For best performance, use long or complex mapping tables in a second step, after the text extraction step.

  1. Click New Dictionary on the canvas toolbar.

  2. Specify a name for the dictionary. You can extend the name with a description. Lengthy text is truncated but is displayed when you hover over the dictionary.

  3. On the Settings tab under Extractor Properties, click Map Terms.

  4. Complete the two-column table manually or by loading from a file. The first column contains the terms to search for in the text and the second column lists the values to generate in the results. The maximum length for an entry is 1024 characters. If a term is repeated in the first column, only the first mapped value is used.

    • To specify the terms manually, click Add Term, enter the term and its mapped value, and press Enter.
    • To load terms from an ASCII or UTF-8 text file with each term and its mapped value, separated by a single comma, on a separate line, click Import Terms. If an error is displayed during the import, ensure that the file does not contain unprintable characters such as Line Feed or Backspace.

Creating a literal

For exact matches to a single term or phrase such as white-tailed deer or Congress use a literal.
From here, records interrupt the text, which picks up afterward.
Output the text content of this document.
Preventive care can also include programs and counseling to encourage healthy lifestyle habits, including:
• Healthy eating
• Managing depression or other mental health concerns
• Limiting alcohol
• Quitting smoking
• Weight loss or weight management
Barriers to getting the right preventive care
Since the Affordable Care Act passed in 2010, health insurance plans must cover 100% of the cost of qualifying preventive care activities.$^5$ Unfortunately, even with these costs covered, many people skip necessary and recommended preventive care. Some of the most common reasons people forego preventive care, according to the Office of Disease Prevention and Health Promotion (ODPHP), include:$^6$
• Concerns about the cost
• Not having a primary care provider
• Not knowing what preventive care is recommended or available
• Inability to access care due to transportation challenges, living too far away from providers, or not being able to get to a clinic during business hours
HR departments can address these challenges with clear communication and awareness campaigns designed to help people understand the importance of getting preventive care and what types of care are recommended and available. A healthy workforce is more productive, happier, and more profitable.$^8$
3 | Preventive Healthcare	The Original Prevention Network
  1. Click the New Literal ![New Literal]("New Literal icon") icon on the canvas toolbar. This adds a new literal to the canvas.
  2. In the new literal on the canvas, enter the string of text that you want to match. For example, white-tailed deer.

Creating a regular expression

To extract information on the basis of the format of text, you must use a regular expression. The syntax for a regular expression is the same as that used to define regular expressions in Java.

To create an extractor that uses a regular expression:

  1. From the canvas toolbar, click New Regular Expression.
  2. Enter a name for the regular expression. You can also add some descriptive information. Note that the information that you enter at the prompt is the name for the expression, not the expression itself.
  3. Select the regular expression on the canvas to open the Extractor Properties to the Settings tab. Specify a regular expression. See http://docs.oracle.com/javase/8/docs/api/java/util/regex/Pattern.html for more information about syntax.
  4. Specify options for case sensitivity, token range, and special character handling. If, while designing a regular expression, you see false positives, provide more context by extending the pattern in the regular expression or adding context through a sequence pattern. For example, if your postal code expression matches additional terms, incorporate rules for which letters are permitted in specific positions.

Regular expression examples

The following are examples of regular Java expressions that might be used in specific instances. In the pattern descriptions, A represents a character and 9, a digit. For more information about Java syntax, see http://docs.oracle.com/javase/8/docs/api/java/util/regex/Pattern.html.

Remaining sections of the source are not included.